It was a few weeks ago when I received the news that so many people worldwide, across Spain and my country Greece had already received — My mother was tested positive for COVID-19. I was scared. I was seriously scared.
I live thousands of miles away, she is living alone and there are not many things anyone could possibly do. I was terrified and completely out-of-focus. Sleepless nights, body pain, near to a nervous breakdown.
All of a sudden, my cash flow problems ( I run a newly established Private Company) that kept me stressed and awake for weeks- seemed unimportant.
To make matters worse, my mom (Miss Fotini/Κυρία Φωτεινή), a retired primary school teacher, is 70+ years old, with cardiac problems and she is stubborn.
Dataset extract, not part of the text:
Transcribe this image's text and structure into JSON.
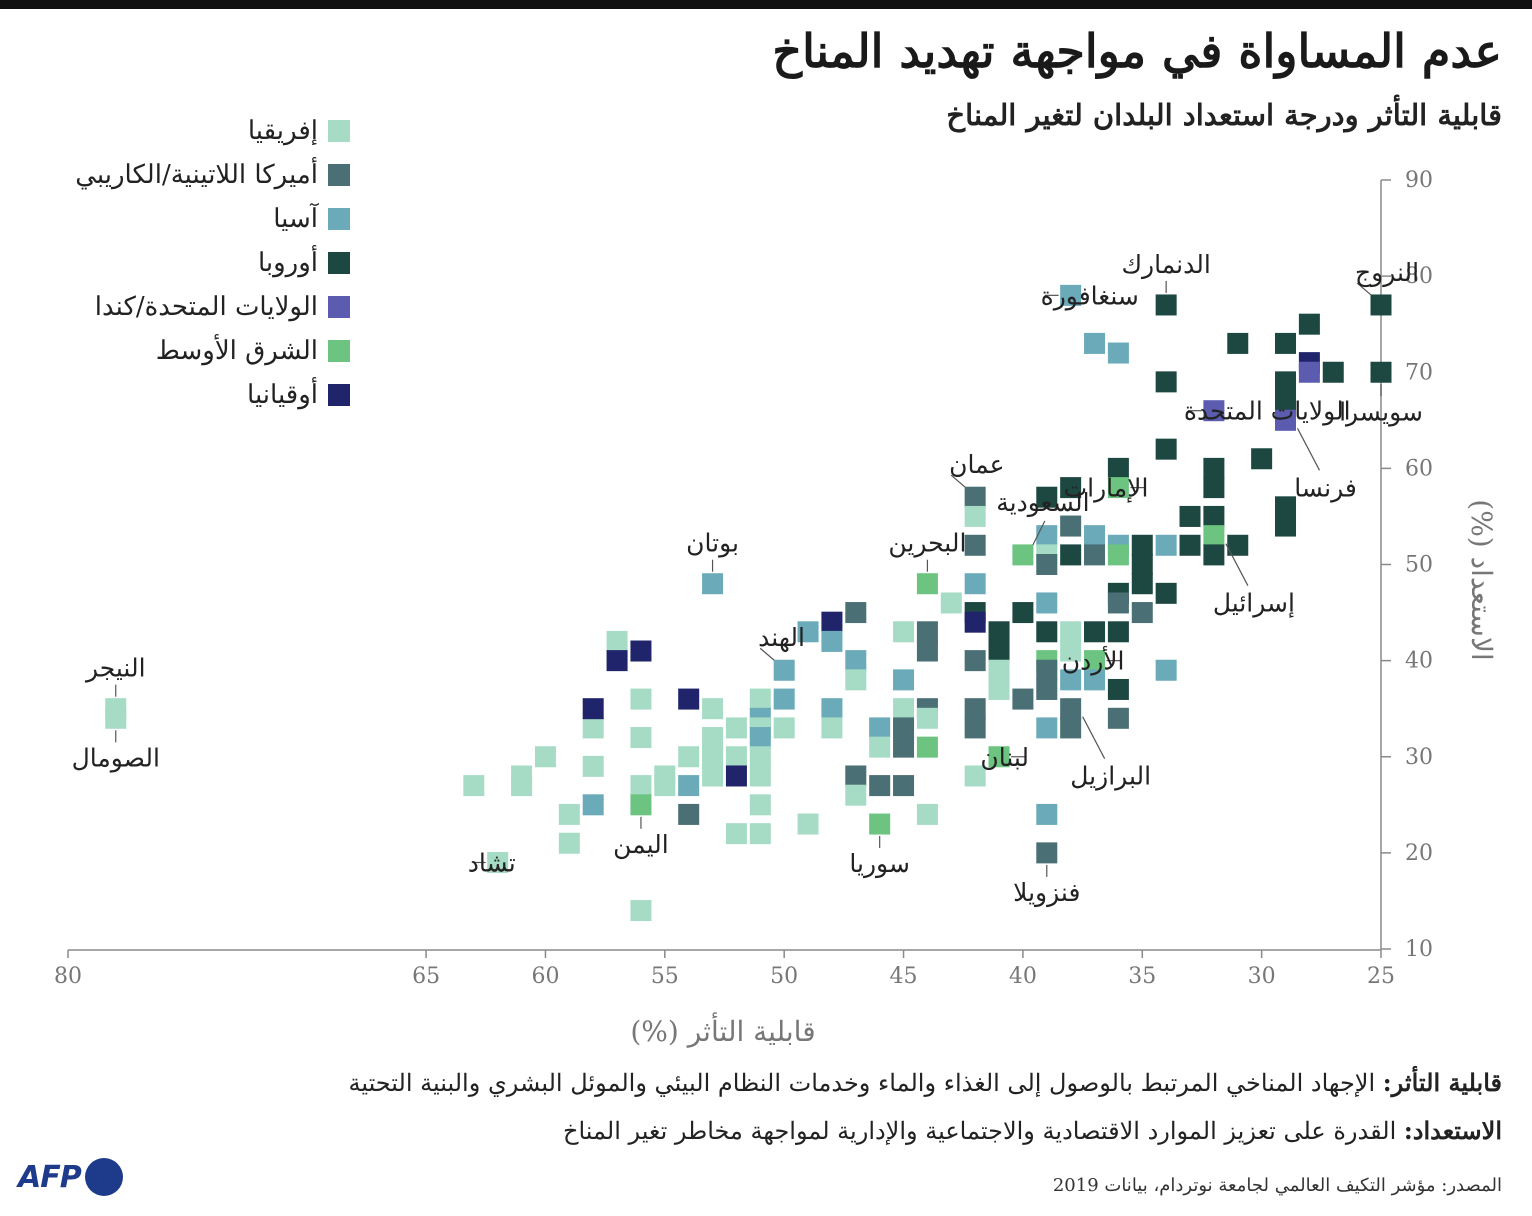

Very stubborn (like the majority of the Cretan-Greeks & the Greeks in general).
So either because of a “perverse” type of “pride” or because of fear or because of tiredness of being around hospitals and doctors, she had decided to ignore the initial signs and the asthenia of COVID disease.
Although immediately locked herself in (just in case), she refused to accept the facts. She diagnosed whatever she had “…probably it’s just the flu…” and did not take the test as she was supposed to do (finally she did the test on the 13th – 14th day after a lot of pressure from me and my brother).
She and we were very fortunate as COVID came with minimal symptoms, though they hit her like a wave. Body aches, light fever, weakness and headaches. Oh, the weakness; weakness was the worst as she told me.
She felt extremely tired, not able to get herself off the bed most of the time. I could tell how exhausted she was by her voice; a voice seemingly coming from the abyss.
Why am I sharing all these? No clue! Maybe because now that she is in the recovery period, now that she “escaped” -although still very tired- I feel more relieved and grateful and wiser.
Relieved because it is proven that Ms. Fotini is a hard nut to crack and that her healthy lifestyle has been of assistance.
Grateful to God and our luck for the final result .
Grateful to MY people and their patience. People I sincerely care about and that I have “ignored”, annoyed, disrespected, made them angry, or whatever else I made them feel during this time. I truly love them, more now, I apologize for my attitude, I apologize for disappearing and I miss YOU ALL!
It is that sometimes I prefer to stay silent rather than explaining all the shit that’s going on in my head and my life.
Wiser… mainly because I was able to see the “true colors of plenty”…
Take care of your loved ones and be healthy everyone.